Traceback for thread 456 (python3) [] (most recent call last):
    (Python) File "/<python_stdlib_path>/threading.py", line 966, in _bootstrap
        self._bootstrap_inner()
    Arguments:
        self: <Thread at 0x7f0c04b5bfd0>
    (Python) File "/<python_stdlib_path>/threading.py", line 1009, in _bootstrap_inner
        self.run()
    Arguments:
        self: <Thread at 0x7f0c04b5bfd0>
    (Python) File "/<python_stdlib_path>/threading.py", line 946, in run
        self._target(*self._args, **self._kwargs)
    Arguments:
        self: <Thread at 0x7f0c04b5bfd0>
    (Python) File "/<path_to_tutorials>/deadlock.py", line 10, in background
        with second_lock:
    Arguments:
        second_lock: <_thread.lock at 0x7f0c04b90b40>
        first_lock: <_thread.lock at 0x7f0c04b90900>

Traceback for thread 123 (python3) [] (most recent call last):
    (Python) File "/<path_to_tutorials>/deadlock.py", line 28, in <module>
        t1.join()
    (Python) File "/<python_stdlib_path>/threading.py", line 1089, in join
        self._wait_for_tstate_lock()
    Arguments:
        timeout: None
        self: <Thread at 0x7f0c04b5bfd0>
    (Python) File "/<python_stdlib_path>/threading.py", line 1109, in _wait_for_tstate_lock
        if lock.acquire(block, timeout):
    Arguments:
        timeout: -1
        block: True
        self: <Thread at 0x7f0c04b5bfd0>
    Locals:
        lock: <_thread.lock at 0x7f0c04bae100>

Observe that we have the same format of result, with one section for each thread. However now, there is now more information: the local variables and function arguments.

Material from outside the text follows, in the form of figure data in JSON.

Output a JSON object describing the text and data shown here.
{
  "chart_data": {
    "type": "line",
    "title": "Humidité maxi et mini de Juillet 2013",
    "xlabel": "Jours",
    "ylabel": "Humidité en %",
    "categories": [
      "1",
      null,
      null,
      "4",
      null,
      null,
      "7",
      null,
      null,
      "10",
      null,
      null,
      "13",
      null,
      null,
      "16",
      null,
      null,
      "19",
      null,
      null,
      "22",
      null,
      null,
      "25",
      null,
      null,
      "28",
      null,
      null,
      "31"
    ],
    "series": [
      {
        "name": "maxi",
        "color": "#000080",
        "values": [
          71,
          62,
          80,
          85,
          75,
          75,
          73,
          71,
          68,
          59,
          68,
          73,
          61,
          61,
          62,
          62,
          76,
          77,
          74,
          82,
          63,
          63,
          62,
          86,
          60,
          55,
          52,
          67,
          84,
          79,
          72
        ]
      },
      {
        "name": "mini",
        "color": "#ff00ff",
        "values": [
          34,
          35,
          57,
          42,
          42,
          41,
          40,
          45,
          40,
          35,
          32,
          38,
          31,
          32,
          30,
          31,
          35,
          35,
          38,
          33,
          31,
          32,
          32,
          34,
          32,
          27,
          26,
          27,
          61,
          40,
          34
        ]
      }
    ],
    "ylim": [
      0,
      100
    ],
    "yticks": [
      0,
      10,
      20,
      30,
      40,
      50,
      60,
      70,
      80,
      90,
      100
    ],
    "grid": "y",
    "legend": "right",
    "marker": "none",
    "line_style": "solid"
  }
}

  • In thread 789 and 456 we can identify the ID of each lock.

  • In the main thread 123 we can verify the arguments of lock.acquire(), and see that no timeout was set (timeout: None) and that self refers to the thread object <Thread at 0x7f0c04b5bfd0>. Moreover, in _wait_for_tstate_lock we see that timeout is -1, which represents an indefinite wait, and block is True, meaning it will block until the lock is acquired.